Costa says citrus earnings to be lower than expected
Shares in Australia’s largest fruit and vegetable wholesaler are down sharply with its full year citrus earnings to come in lower than expected due to weather conditions and higher costs.
Costa, Australia’s biggest fruit and vegetable wholesaler, says earnings from its citrus production will be lower than previously forecast due to weather and rising costs.
Shares in Costa, which announced the unexpected exit of chief executive Sean Hallahan last month, slumped more than 13 per cent on Monday to close 31c lower at $2. Shares in the group, which listed in 2015, have fallen 41 per cent in six months.
“Adverse weather conditions, including both higher rainfall and cooler temperatures, have persisted” for its citrus crop, the group told investors on Monday.
Costa said its Queensland crop had been packed, while southern crops in the Riverland and Sunraysia were almost 80 per cent harvested, with late navels and mandarins still to be packed.
“Despite harvest volumes being in line with budget, the previously reported lower quality levels across all citrus regions have continued, which has resulted in considerably lower packouts as well as reduced volumes of first-grade fruit for export,” the company said.

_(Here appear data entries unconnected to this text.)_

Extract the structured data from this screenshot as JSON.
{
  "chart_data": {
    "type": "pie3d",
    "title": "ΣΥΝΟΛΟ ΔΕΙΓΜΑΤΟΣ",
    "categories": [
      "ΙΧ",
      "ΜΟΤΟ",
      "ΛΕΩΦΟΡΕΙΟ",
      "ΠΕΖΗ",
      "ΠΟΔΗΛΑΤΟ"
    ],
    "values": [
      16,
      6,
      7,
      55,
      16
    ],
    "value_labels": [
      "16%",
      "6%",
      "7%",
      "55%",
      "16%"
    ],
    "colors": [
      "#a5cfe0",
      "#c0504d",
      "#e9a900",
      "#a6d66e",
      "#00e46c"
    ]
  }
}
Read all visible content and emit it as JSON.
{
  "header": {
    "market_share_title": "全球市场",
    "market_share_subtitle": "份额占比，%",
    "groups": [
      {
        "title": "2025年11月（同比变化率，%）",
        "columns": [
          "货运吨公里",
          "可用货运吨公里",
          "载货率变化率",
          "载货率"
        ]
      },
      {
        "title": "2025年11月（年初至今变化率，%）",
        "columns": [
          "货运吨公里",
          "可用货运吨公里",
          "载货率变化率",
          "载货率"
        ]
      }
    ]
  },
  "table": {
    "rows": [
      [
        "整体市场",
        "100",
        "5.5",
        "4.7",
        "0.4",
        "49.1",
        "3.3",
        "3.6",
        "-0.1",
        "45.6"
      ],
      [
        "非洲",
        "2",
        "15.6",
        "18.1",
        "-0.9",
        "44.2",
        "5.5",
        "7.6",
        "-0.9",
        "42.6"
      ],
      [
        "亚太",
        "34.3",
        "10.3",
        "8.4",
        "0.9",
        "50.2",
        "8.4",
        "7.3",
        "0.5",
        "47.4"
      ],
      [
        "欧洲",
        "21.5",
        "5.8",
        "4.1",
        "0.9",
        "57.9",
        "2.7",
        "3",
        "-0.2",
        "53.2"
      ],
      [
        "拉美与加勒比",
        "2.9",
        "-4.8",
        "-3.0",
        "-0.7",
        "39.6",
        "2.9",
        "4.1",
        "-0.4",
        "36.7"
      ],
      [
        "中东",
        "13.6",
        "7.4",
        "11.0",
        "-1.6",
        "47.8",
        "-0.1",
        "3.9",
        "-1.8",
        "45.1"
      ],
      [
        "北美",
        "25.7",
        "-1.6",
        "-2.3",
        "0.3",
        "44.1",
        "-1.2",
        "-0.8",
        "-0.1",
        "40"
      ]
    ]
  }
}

“The effort to produce the crop in challenging conditions has also caused an increase in labour expenditure as well as higher spraying costs in relation to pest and disease control.”
Like many operators in the sector, Costa has struggled during two years of border closures, which prevented backpackers from picking fruit, exacerbating a tight labour market.
In August, Costa booked a net profit after tax of $37.8m for the six months to July 3.